[Math] Calculating the Birthday Problem The Other Way Around

birthdayprobability

As most of you probably know, the birthday problem is about finding the probability that any two people share the same birthday, in a room with N people. Since 23 people in the room is the number more frequently used, let's use it here as well.

On Wikipedia and on most probability books the approach to solve this is to first calculate P', the probability that no two people will share the same birthday, and then do 1 – P'. So you basically do (364/365)(364/365)…(343/365). This multiplication will give you 0.4927, 1-P' is 0.5073. So far so good.

What I want to know is how you do the calculation the other way around. That is, how you calculate P straight away, and not by finding 1-P'.

The first idea that came to me is this one:

  1. Put the first person in the room. The probability of this person sharing a birthday is 0.
  2. Put the second person in the room. The probability of this person sharing the birthday with the first would be 1/365.
  3. Put the third person in the room.

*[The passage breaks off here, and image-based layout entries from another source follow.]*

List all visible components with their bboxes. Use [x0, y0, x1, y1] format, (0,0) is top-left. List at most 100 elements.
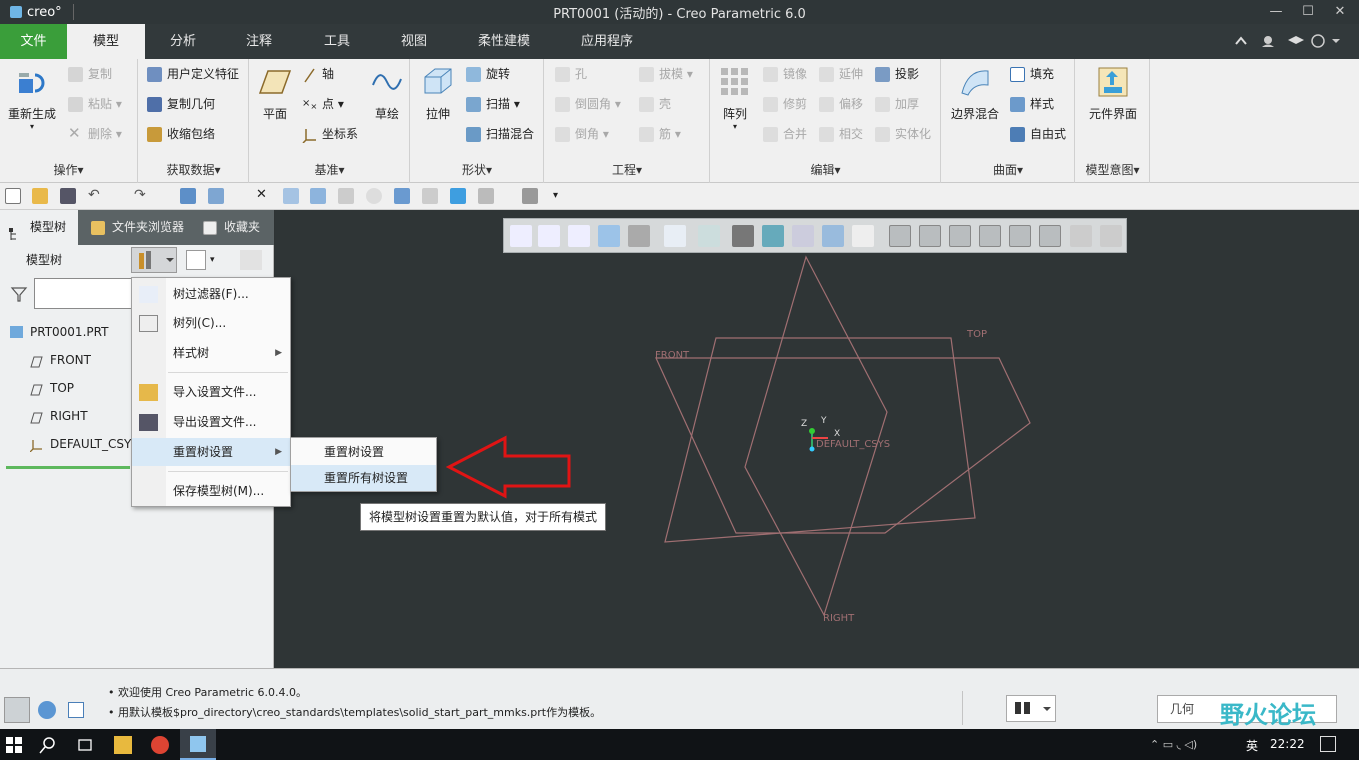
display-icon[interactable] [422, 188, 438, 204]
tree-item-part[interactable]: PRT0001.PRT [10, 322, 108, 342]
section-icon[interactable] [366, 188, 382, 204]
task-view-icon[interactable] [76, 736, 94, 754]
graphics-area[interactable]: FRONT TOP RIGHT DEFAULT_CSYS Z Y X [275, 210, 1359, 668]
zoom-in-icon[interactable] [538, 225, 560, 247]
saved-orientations-icon[interactable] [664, 225, 686, 247]
fill-button[interactable]: 填充 [1010, 62, 1054, 86]
spin-center-display-icon[interactable] [1009, 225, 1031, 247]
revolve-button[interactable]: 旋转 [466, 62, 510, 86]
open-icon[interactable] [32, 188, 48, 204]
delete-button[interactable]: ✕ 删除 ▾ [68, 122, 122, 146]
group-label-engineering[interactable]: 工程▾ [545, 161, 709, 178]
navigator-toggle-icon[interactable] [4, 697, 30, 723]
display-style-icon[interactable] [628, 225, 650, 247]
copy-button[interactable]: 复制 [68, 62, 112, 86]
browser-toggle-icon[interactable] [38, 701, 56, 719]
group-label-shape[interactable]: 形状▾ [411, 161, 543, 178]
point-display-icon[interactable] [852, 225, 874, 247]
menu-tree-filter[interactable]: 树过滤器(F)... [132, 280, 290, 308]
offset-button[interactable]: 偏移 [819, 92, 863, 116]
menu-reset-tree-settings[interactable]: 重置树设置 ▶ [132, 438, 290, 466]
round-button[interactable]: 倒圆角 ▾ [555, 92, 621, 116]
shading-icon[interactable] [450, 188, 466, 204]
swept-blend-button[interactable]: 扫描混合 [466, 122, 534, 146]
extend-button[interactable]: 延伸 [819, 62, 863, 86]
perspective-icon[interactable] [732, 225, 754, 247]
extrude-button[interactable]: 拉伸 [419, 65, 457, 122]
search-icon[interactable] [39, 736, 57, 754]
paste-button[interactable]: 粘贴 ▾ [68, 92, 122, 116]
tree-settings-button[interactable] [131, 247, 177, 273]
file-explorer-icon[interactable] [114, 736, 132, 754]
show-dropdown-icon[interactable]: ▾ [210, 255, 215, 265]
axis-button[interactable]: 轴 [302, 62, 334, 86]
group-label-editing[interactable]: 编辑▾ [711, 161, 940, 178]
mirror-button[interactable]: 镜像 [763, 62, 807, 86]
filter-icon[interactable] [10, 285, 28, 303]
minimize-button[interactable]: — [1261, 2, 1291, 22]
menu-style-tree[interactable]: 样式树 ▶ [132, 339, 290, 367]
simplified-rep-icon[interactable] [1070, 225, 1092, 247]
copy-geometry-button[interactable]: 复制几何 [147, 92, 215, 116]
boundary-blend-button[interactable]: 边界混合 [946, 65, 1004, 122]
maximize-button[interactable]: ☐ [1293, 2, 1323, 22]
menu-import-settings[interactable]: 导入设置文件... [132, 378, 290, 406]
tree-search-input[interactable] [34, 278, 132, 309]
draft-button[interactable]: 拔模 ▾ [639, 62, 693, 86]
submenu-reset-all-tree-settings[interactable]: 重置所有树设置 [291, 465, 436, 491]
point-tag-display-icon[interactable] [949, 225, 971, 247]
tab-model-tree[interactable]: 模型树 [0, 210, 78, 245]
chrome-icon[interactable] [151, 736, 169, 754]
group-label-get-data[interactable]: 获取数据▾ [139, 161, 248, 178]
sketch-button[interactable]: 草绘 [370, 65, 404, 122]
datum-icon[interactable] [310, 188, 326, 204]
section-view-icon[interactable] [822, 225, 844, 247]
sweep-button[interactable]: 扫描 ▾ [466, 92, 520, 116]
tab-view[interactable]: 视图 [381, 24, 447, 59]
tree-item-front[interactable]: FRONT [30, 350, 91, 370]
measure-icon[interactable] [338, 188, 354, 204]
hole-button[interactable]: 孔 [555, 62, 587, 86]
clock[interactable]: 22:22 [1270, 737, 1305, 751]
tab-file[interactable]: 文件 [0, 24, 67, 59]
show-icon[interactable] [186, 250, 206, 270]
tab-folder-browser[interactable]: 文件夹浏览器 [82, 210, 186, 245]
udf-button[interactable]: 用户定义特征 [147, 62, 239, 86]
ribbon-right-icons[interactable] [1232, 33, 1342, 49]
settings-grid-icon[interactable] [240, 250, 262, 270]
find-button[interactable] [1006, 695, 1056, 722]
layers-icon[interactable] [522, 188, 538, 204]
tab-analysis[interactable]: 分析 [150, 24, 216, 59]
tab-flexible-modeling[interactable]: 柔性建模 [465, 24, 543, 59]
plane-display-icon[interactable] [889, 225, 911, 247]
save-icon[interactable] [60, 188, 76, 204]
group-label-surfaces[interactable]: 曲面▾ [942, 161, 1074, 178]
project-button[interactable]: 投影 [875, 62, 919, 86]
refit-icon[interactable] [510, 225, 532, 247]
tab-favorites[interactable]: 收藏夹 [194, 210, 272, 245]
customize-dropdown-icon[interactable]: ▾ [553, 188, 569, 204]
submenu-reset-tree-settings[interactable]: 重置树设置 [291, 439, 436, 465]
intersect-button[interactable]: 相交 [819, 122, 863, 146]
point-button[interactable]: ×× 点 ▾ [302, 92, 344, 116]
tab-tools[interactable]: 工具 [304, 24, 370, 59]
style-button[interactable]: 样式 [1010, 92, 1054, 116]
creo-taskbar-button[interactable] [180, 729, 216, 760]
component-interface-button[interactable]: 元件界面 [1082, 65, 1144, 122]
shell-button[interactable]: 壳 [639, 92, 671, 116]
spin-center-icon[interactable] [762, 225, 784, 247]
redo-icon[interactable]: ↷ [134, 188, 150, 204]
merge-button[interactable]: 合并 [763, 122, 807, 146]
freestyle-button[interactable]: 自由式 [1010, 122, 1066, 146]
group-label-model-intent[interactable]: 模型意图▾ [1076, 161, 1149, 178]
close-window-icon[interactable]: ✕ [256, 188, 272, 204]
selection-filter-icon[interactable] [1100, 225, 1122, 247]
annotation-display-icon[interactable] [792, 225, 814, 247]
rib-button[interactable]: 筋 ▾ [639, 122, 681, 146]
group-label-operations[interactable]: 操作▾ [0, 161, 137, 178]
curve-icon[interactable] [394, 188, 410, 204]
thicken-button[interactable]: 加厚 [875, 92, 919, 116]
tree-item-right[interactable]: RIGHT [30, 406, 88, 426]
tab-annotate[interactable]: 注释 [226, 24, 292, 59]
sketch-view-icon[interactable] [283, 188, 299, 204]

The probability of this person sharing the birthday with anyone would be 2/365.

So on and so forth, until the 23rd person, whose probability of sharing a birthday would be 22/365.

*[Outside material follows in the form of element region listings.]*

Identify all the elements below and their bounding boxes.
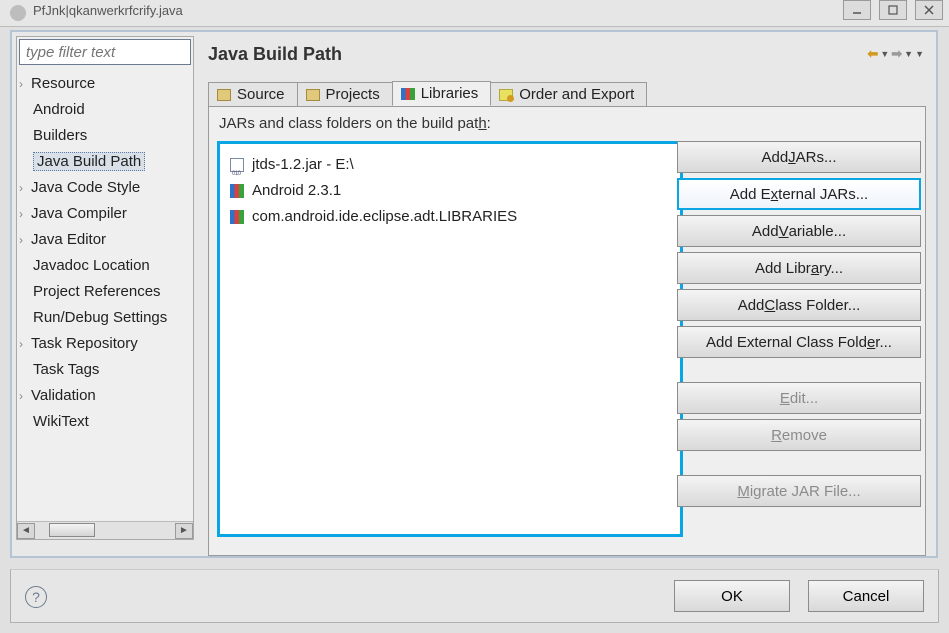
page-title: Java Build Path [202,36,932,77]
tab-projects[interactable]: Projects [297,82,393,106]
migrate-jar-button[interactable]: Migrate JAR File... [677,475,921,507]
properties-dialog: ›Resource Android Builders Java Build Pa… [10,30,938,558]
tab-order-export[interactable]: Order and Export [490,82,647,106]
add-external-class-folder-button[interactable]: Add External Class Folder... [677,326,921,358]
tree-item: Task Tags [19,357,191,383]
buildpath-list[interactable]: jtds-1.2.jar - E:\ Android 2.3.1 com.and… [217,141,683,537]
action-buttons: Add JARs... Add External JARs... Add Var… [677,141,921,507]
projects-icon [306,89,320,101]
forward-icon: ➡ [891,46,902,62]
scroll-right-icon[interactable]: ► [175,523,193,539]
window-close-button[interactable] [915,0,943,20]
tree-item: ›Resource [19,71,191,97]
tree-item: Javadoc Location [19,253,191,279]
list-item: com.android.ide.eclipse.adt.LIBRARIES [230,204,670,230]
tree-item: ›Java Compiler [19,201,191,227]
tree-item: ›Validation [19,383,191,409]
list-item: jtds-1.2.jar - E:\ [230,152,670,178]
tab-source[interactable]: Source [208,82,298,106]
app-icon [10,5,26,21]
scroll-left-icon[interactable]: ◄ [17,523,35,539]
add-library-button[interactable]: Add Library... [677,252,921,284]
window-title: PfJnk|qkanwerkrfcrify.java [33,3,183,18]
tree-item: ›Java Editor [19,227,191,253]
add-class-folder-button[interactable]: Add Class Folder... [677,289,921,321]
window-titlebar: PfJnk|qkanwerkrfcrify.java [0,0,949,27]
tree-item: ›Java Code Style [19,175,191,201]
cancel-button[interactable]: Cancel [808,580,924,612]
libraries-tab-page: JARs and class folders on the build path… [208,106,926,556]
tree-item: Android [19,97,191,123]
history-nav[interactable]: ⬅▼ ➡▼ ▼ [867,46,924,62]
tree-item: WikiText [19,409,191,435]
back-icon: ⬅ [867,46,878,62]
tree-item: Project References [19,279,191,305]
add-variable-button[interactable]: Add Variable... [677,215,921,247]
tree-item: Run/Debug Settings [19,305,191,331]
page-content: Java Build Path ⬅▼ ➡▼ ▼ Source Projects … [202,36,932,556]
jar-icon [230,158,244,172]
tree-item: Builders [19,123,191,149]
add-external-jars-button[interactable]: Add External JARs... [677,178,921,210]
list-label: JARs and class folders on the build path… [219,115,915,132]
list-item: Android 2.3.1 [230,178,670,204]
tab-libraries[interactable]: Libraries [392,81,492,106]
add-jars-button[interactable]: Add JARs... [677,141,921,173]
tree-item-selected: Java Build Path [19,149,191,175]
source-icon [217,89,231,101]
category-tree[interactable]: ›Resource Android Builders Java Build Pa… [17,67,193,435]
filter-input[interactable] [19,39,191,65]
help-icon[interactable]: ? [25,586,47,608]
edit-button[interactable]: Edit... [677,382,921,414]
sidebar-hscrollbar[interactable]: ◄ ► [17,521,193,539]
category-sidebar: ›Resource Android Builders Java Build Pa… [16,36,194,540]
scroll-thumb[interactable] [49,523,95,537]
window-minimize-button[interactable] [843,0,871,20]
ok-button[interactable]: OK [674,580,790,612]
tree-item: ›Task Repository [19,331,191,357]
tab-bar: Source Projects Libraries Order and Expo… [208,80,646,105]
window-maximize-button[interactable] [879,0,907,20]
dialog-button-bar: ? OK Cancel [10,569,939,623]
libraries-icon [401,88,415,100]
remove-button[interactable]: Remove [677,419,921,451]
order-export-icon [499,89,513,101]
library-icon [230,210,244,224]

However this reasoning is flawed, as if you sum those probabilities the result would be 244/365, which is 0.6684 and not 0.5073.

What's wrong with the above reasoning, and what's the correct approach?

Update: As Thomas Andrews points out below, the problem is probably related to some cases being counted twice (i.e., 1 and 2 share and birthday and 3 and 4 share too). In this case we need to shave the individual probabilities a bit, which makes sense since the result should be lower that what we have right now. How to do it though?

Update 2: I think I found the answer. See below.

Best Answer

Well, you can certainly compute $p(n+1)/p(n)$. But it's not a trivial expression. Let $q(n)=1-p(n)$. Then we know that $$q(n+1)=q(n)\left(1-\frac{n}{365}\right)$$ So $$\begin{align}p(n+1) = 1-q(n+1) &= 1-q(n)\left(1-\frac{n}{365}\right)\\& = 1-(1-p(n))\left(1-\frac{n}{365}\right)\\=p(n) +\frac{(1-p(n))n}{365}\end{align}$$

So $\dfrac{p(n+1)}{p(n)}$ is going to be a messy expression of $p(n)$.

Similarly $p(n+1)-p(n)=\frac{(1-p(n))n}{365}$.

Essentially, this means that we get a matching birthday in $n+1$ people if we get a matching birthday in the first $n$, or if we don't in the first $n$ and the $n+1$st matches one of the $n$ previous ones.

For the example of $n=3$:

$$\begin{align}p(1)&=0\\p(2)&=p(1)+\frac{1(1-p(1))}{365} = \frac{1}{365}\\p(3)&=p(2)+\frac{2(1-p(2))}{365}=\frac{1}{365} + \frac{2\cdot 364}{365^2}\approx 0.0082042\end{align}$$